While they may not pull down oddball bottles for sampling as often, the sanctity of the shift drink at Cure remains unwavering. The nightly routine includes healthy portions of the house shot (El Dorado 5-year rum from Guyana) and a cheers at the end of each happy hour. Post-close, the task of documenting the nightly goings-on (from broken chairs to giant tips) often happens while sitting at specially designated table in the bar and over a bottle of Luxardo Bitter. After the initial shift drink at Cure, the staff’s dive bar of choice has long been the mustardy, creaky haunt Brothers III, where shots and beer are a top priority.


Bartenders Braden LaGrone and Ryan Gannon and owners Neal Bodenheimer and Kirk Estopinal weigh in on the legacy of the shift drink at Cure—past, present and future:

Neal Bodenheimer, co-owner
Shift Drink: “In the early days we drank a lot of old chartreuse.”

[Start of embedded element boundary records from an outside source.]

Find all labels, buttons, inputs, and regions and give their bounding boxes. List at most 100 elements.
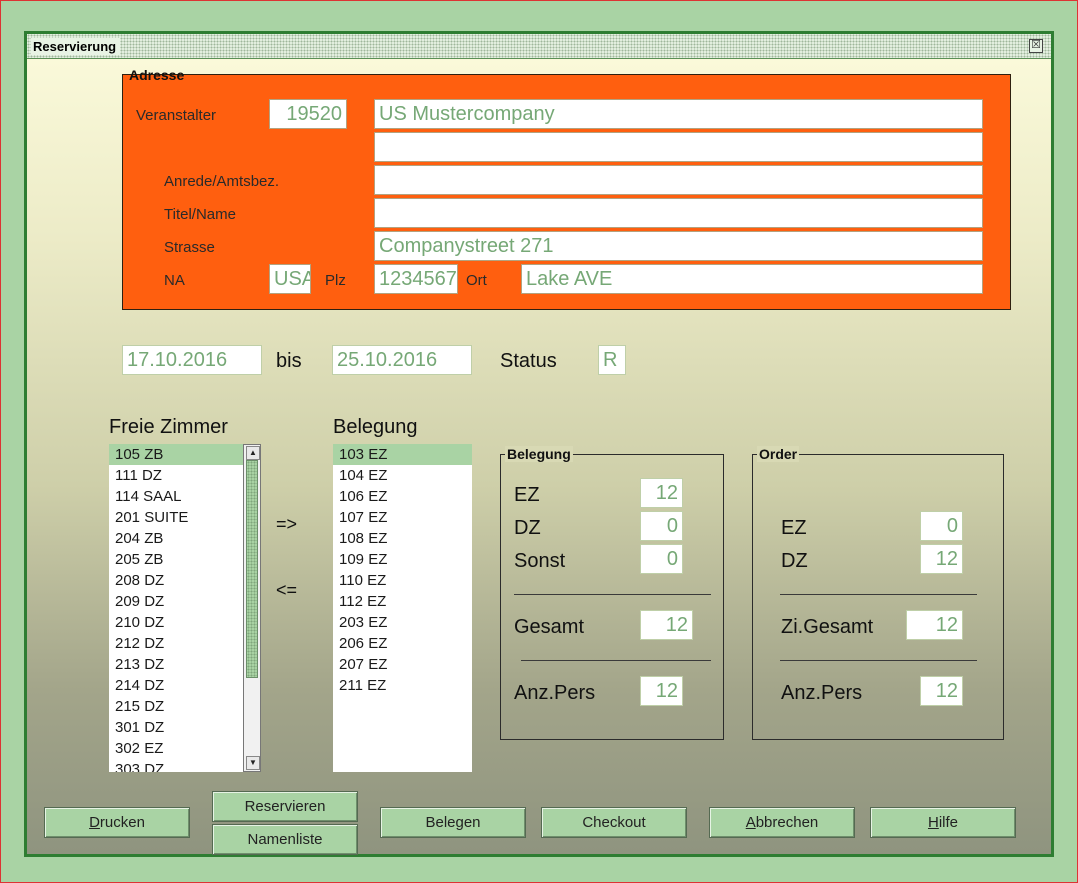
belegung-ez-label: EZ bbox=[514, 484, 540, 506]
namenliste-button[interactable]: Namenliste bbox=[212, 824, 358, 855]
na-label: NA bbox=[164, 272, 185, 289]
drucken-button[interactable]: Drucken bbox=[44, 807, 190, 838]
occupancy-item[interactable]: 108 EZ bbox=[333, 528, 472, 549]
separator bbox=[521, 660, 711, 661]
abbrechen-mnemonic: A bbox=[745, 814, 756, 831]
free-rooms-heading: Freie Zimmer bbox=[109, 416, 228, 438]
order-dz-field[interactable]: 12 bbox=[920, 544, 963, 574]
free-room-item[interactable]: 201 SUITE bbox=[109, 507, 243, 528]
occupancy-item[interactable]: 107 EZ bbox=[333, 507, 472, 528]
occupancy-item[interactable]: 207 EZ bbox=[333, 654, 472, 675]
abbrechen-button[interactable]: Abbrechen bbox=[709, 807, 855, 838]
company-name-field[interactable]: US Mustercompany bbox=[374, 99, 983, 129]
anrede-label: Anrede/Amtsbez. bbox=[164, 173, 280, 190]
belegen-button[interactable]: Belegen bbox=[380, 807, 526, 838]
free-rooms-scrollbar[interactable]: ▲ ▼ bbox=[243, 444, 261, 772]
titel-label: Titel/Name bbox=[164, 206, 236, 223]
hilfe-button[interactable]: Hilfe bbox=[870, 807, 1016, 838]
titel-name-field[interactable] bbox=[374, 198, 983, 228]
veranstalter-label: Veranstalter bbox=[136, 107, 217, 124]
drucken-rest: rucken bbox=[99, 814, 145, 831]
reservieren-button[interactable]: Reservieren bbox=[212, 791, 358, 822]
close-icon[interactable]: ☒ bbox=[1029, 39, 1043, 53]
belegung-gesamt-field[interactable]: 12 bbox=[640, 610, 693, 640]
free-room-item[interactable]: 210 DZ bbox=[109, 612, 243, 633]
na-field[interactable]: USA bbox=[269, 264, 311, 294]
strasse-field[interactable]: Companystreet 271 bbox=[374, 231, 983, 261]
reservation-window: Reservierung ☒ Adresse Veranstalter 1952… bbox=[24, 31, 1054, 857]
belegung-sonst-label: Sonst bbox=[514, 550, 566, 572]
hilfe-mnemonic: H bbox=[927, 814, 939, 831]
address-legend: Adresse bbox=[129, 67, 185, 83]
scroll-down-icon[interactable]: ▼ bbox=[246, 756, 260, 770]
free-room-item[interactable]: 204 ZB bbox=[109, 528, 243, 549]
free-room-item[interactable]: 209 DZ bbox=[109, 591, 243, 612]
checkout-button[interactable]: Checkout bbox=[541, 807, 687, 838]
date-to-field[interactable]: 25.10.2016 bbox=[332, 345, 472, 375]
belegung-group: Belegung EZ 12 DZ 0 Sonst 0 Gesamt 12 An… bbox=[500, 446, 724, 740]
occupancy-item[interactable]: 103 EZ bbox=[333, 444, 472, 465]
free-room-item[interactable]: 212 DZ bbox=[109, 633, 243, 654]
free-room-item[interactable]: 208 DZ bbox=[109, 570, 243, 591]
free-room-item[interactable]: 111 DZ bbox=[109, 465, 243, 486]
free-room-item[interactable]: 213 DZ bbox=[109, 654, 243, 675]
belegung-ez-field[interactable]: 12 bbox=[640, 478, 683, 508]
address-group: Adresse Veranstalter 19520 US Mustercomp… bbox=[122, 67, 1011, 310]
plz-field[interactable]: 1234567 bbox=[374, 264, 458, 294]
free-rooms-list[interactable]: 105 ZB 111 DZ 114 SAAL 201 SUITE 204 ZB 205 Z… bbox=[109, 444, 243, 772]
belegung-gesamt-label: Gesamt bbox=[514, 616, 585, 638]
belegung-dz-label: DZ bbox=[514, 517, 541, 539]
free-room-item[interactable]: 302 EZ bbox=[109, 738, 243, 759]
occupancy-item[interactable]: 110 EZ bbox=[333, 570, 472, 591]
remove-room-button[interactable]: <= bbox=[276, 580, 297, 601]
occupancy-item[interactable]: 109 EZ bbox=[333, 549, 472, 570]
belegung-dz-field[interactable]: 0 bbox=[640, 511, 683, 541]
occupancy-item[interactable]: 106 EZ bbox=[333, 486, 472, 507]
window-title: Reservierung bbox=[31, 38, 121, 55]
veranstalter-id-field[interactable]: 19520 bbox=[269, 99, 347, 129]
free-room-item[interactable]: 215 DZ bbox=[109, 696, 243, 717]
order-dz-label: DZ bbox=[781, 550, 808, 572]
separator bbox=[780, 594, 977, 595]
free-room-item[interactable]: 303 DZ bbox=[109, 759, 243, 772]
name-line2-field[interactable] bbox=[374, 132, 983, 162]
occupancy-list[interactable]: 103 EZ 104 EZ 106 EZ 107 EZ 108 EZ 109 EZ 110 … bbox=[333, 444, 472, 772]
separator bbox=[514, 594, 711, 595]
occupancy-item[interactable]: 112 EZ bbox=[333, 591, 472, 612]
order-ez-field[interactable]: 0 bbox=[920, 511, 963, 541]
plz-label: Plz bbox=[325, 272, 346, 289]
status-label: Status bbox=[500, 350, 557, 372]
ort-label: Ort bbox=[466, 272, 487, 289]
order-group: Order EZ 0 DZ 12 Zi.Gesamt 12 Anz.Pers 1… bbox=[752, 446, 1004, 740]
occupancy-item[interactable]: 104 EZ bbox=[333, 465, 472, 486]
occupancy-heading: Belegung bbox=[333, 416, 418, 438]
belegung-sonst-field[interactable]: 0 bbox=[640, 544, 683, 574]
order-pers-label: Anz.Pers bbox=[781, 682, 863, 704]
free-room-item[interactable]: 114 SAAL bbox=[109, 486, 243, 507]
status-field[interactable]: R bbox=[598, 345, 626, 375]
scroll-up-icon[interactable]: ▲ bbox=[246, 446, 260, 460]
drucken-mnemonic: D bbox=[89, 814, 100, 831]
order-ez-label: EZ bbox=[781, 517, 807, 539]
free-room-item[interactable]: 214 DZ bbox=[109, 675, 243, 696]
order-pers-field[interactable]: 12 bbox=[920, 676, 963, 706]
belegung-pers-label: Anz.Pers bbox=[514, 682, 596, 704]
order-legend: Order bbox=[757, 446, 800, 462]
order-gesamt-field[interactable]: 12 bbox=[906, 610, 963, 640]
free-room-item[interactable]: 105 ZB bbox=[109, 444, 243, 465]
occupancy-item[interactable]: 203 EZ bbox=[333, 612, 472, 633]
title-bar[interactable]: Reservierung ☒ bbox=[27, 34, 1051, 59]
add-room-button[interactable]: => bbox=[276, 514, 297, 535]
free-room-item[interactable]: 205 ZB bbox=[109, 549, 243, 570]
anrede-field[interactable] bbox=[374, 165, 983, 195]
occupancy-item[interactable]: 211 EZ bbox=[333, 675, 472, 696]
scroll-thumb[interactable] bbox=[246, 460, 258, 678]
order-gesamt-label: Zi.Gesamt bbox=[781, 616, 874, 638]
strasse-label: Strasse bbox=[164, 239, 215, 256]
occupancy-item[interactable]: 206 EZ bbox=[333, 633, 472, 654]
belegung-pers-field[interactable]: 12 bbox=[640, 676, 683, 706]
ort-field[interactable]: Lake AVE bbox=[521, 264, 983, 294]
bis-label: bis bbox=[276, 350, 302, 372]
free-room-item[interactable]: 301 DZ bbox=[109, 717, 243, 738]
date-from-field[interactable]: 17.10.2016 bbox=[122, 345, 262, 375]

On the importance of the shift drink: “The shift drink is the moment when you can let your guard down. It’s like the House of Many Faces on Game of Thrones. The things that make you ‘work you’ are starting to fade into ‘pleasure time you.’ I feel like it’s this moment when you become yourself again.”

On post-shift drink shenanigans: “There have been some fights at The Saint [a local dive bar] after work. With one fight, one of our bartenders calmly said, ‘I’m going to punch you in the fucking face!’ and by the time he got it out, the guy had hit him. There’s a lot of that. It’s bad decision making at 4:30 in the morning. This is New Orleans. If you tell someone you’re going to punch them in the face, you better get ready to be punched in the face.”

Ryan Gannon, bartender
Shift Drink: “After 10 hours of making stirred drinks, I want cheap beer and a shot of Old Granddad.”

On ritual: “When our happy hour ends, we do a ‘happy hour shot’ that’s just a tiny nip of El Dorado 5 year… We’ll cheers the people sitting there, cheers each other. It’s bonding among the staff, but also makes guests a real part of things.”

Braden LaGrone, bartender
Shift Drink: “Blanco tequila.”

On the importance of shift drink: “Shift drink is an important time to recall the events of the night and bury any hatchets. You can clock out and leave it there.”

Kirk Estopinal, co-owner
Shift Drink: “Early on, we’d kill a bottle of Barolo Chinato.”

On post-shift drink shenanigans: “On the last night of one of our bartenders, we drank down a bottle of Red Hook Rye, and then we were all going to go to Snake and Jake’s afterward. He saw Nick [Detrich’s] bike, and said, ‘Oh, man, let me ride your bike there!’ He got on the bike, didn’t realize it was fixed gear, and stopped pedaling. He was riding away into the sunset then the next thing you know he’s on the ground, bleeding.”

This interview has been edited and condensed.